I had quite a lot of trust from owners as I developed two other side projects with them already, in crazy times. they knew they had to invest in technology or die and they said they want to do that.
We had to start from scratch, there was nothing salvageable there and files where 100k lines long with no explanation which one is run anywhere. I wanted to replace piece by piece, but because db structure and encoding, I really couldn't find a way. whatever we would end up with, wouldn't be decent thing, it would just be a frankenstein that then would have to be rewritten again ( although drastically better ).
I told owners how much it takes to develop similar project and said that this is not estimate as no one would know how long it will take ( they tried to redevelop this twice and didn't manage to ).
The project struggled with a lot of issues. The other developer couldn't really contribute anything even that I tried to pull him to new code. He ended up taking over product owner job on my advice as he was actually really useful to company, just not as coder. We couldn't find anyone to work even that we paid pretty well and allowed people from any place in the world. We found two developers which were pretty skilled, but seriously didn't do anything. I often deal with that, but in such a small project it's just killing any productivity, including mine.
We managed to publish the project with large delay. It ended up being super rushed, but we generally managed to sort out most of the issues quite quickly.
We failed on one thing though. SEO. Even that the site increased in all the stats in webmaster tools, the reindexing wasn't kicking in 5 months later. We hired SEO agency, but frankly they didn't help anything. The issue had nothing to do with new site. Just we were in google bad graces with previous site and google just ignored our new links while removing old ones. I knew that will be the case with new site, but the benefits should drastically out-weight the cons.
At this stage company literally refused to pay me my shares and some money they did owe me ( they were broke waiting for new round of funding so I gave them a bit of leeway ). I had to stop working and I am suing them now.
The moral of the story is:
- Everything will take way longer than you expect.
You cannot divide and conquer such a large project. Any amount of planning outside of basic one will be just a waste of time as no one will be aware of all the features, some features are lacking and some are just plainly stupid. Any scope will change thousand times. Rewriting partially is way better, but it wasn't possible in my case.
- Business will say they want to invest the money, but they don't understand tech.
All the time, the solution to too slow progress was hiring more devs. Man hours are almost never a solution. Time is way more important investment. There also have to be contingency, as something will go wrong. In my case SEO issue will be solved, but it might take 3, 6 or 12 months, in which time the business will have to loose some sales.
- Communication with business is very hard.
At this same time, you need to explain the stuff will go wrong ( unless you have unlimited amount of time and resources ) and will be delayed. In this same time you want them to invest money in it. Frankly I failed on that the most. What I would make very clear now, is that those issues are caused by lack of investment over the years.

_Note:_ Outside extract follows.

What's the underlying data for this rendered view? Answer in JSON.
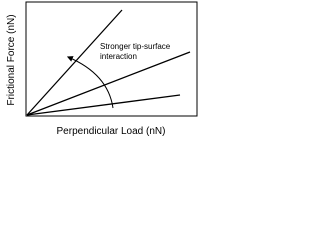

- Only go to it with good team.
I managed to build a very good team at the end, but it took a lot of bad apples to get there that wasted a lot of my time. People had the skills, but half of them tried to rewrite every piece of code not developing anything useful and the other half did just not do anything for weeks.
My view on that is: Unless business understand the need to change, have the money and time to do it, and you have a good team, don't do it. Seems like you are 0 to 4.
Some businesses cannot be saved. It's their fault they didn't invest any money over the years and if you want to do tech, you need to have tech people in management or on board seats.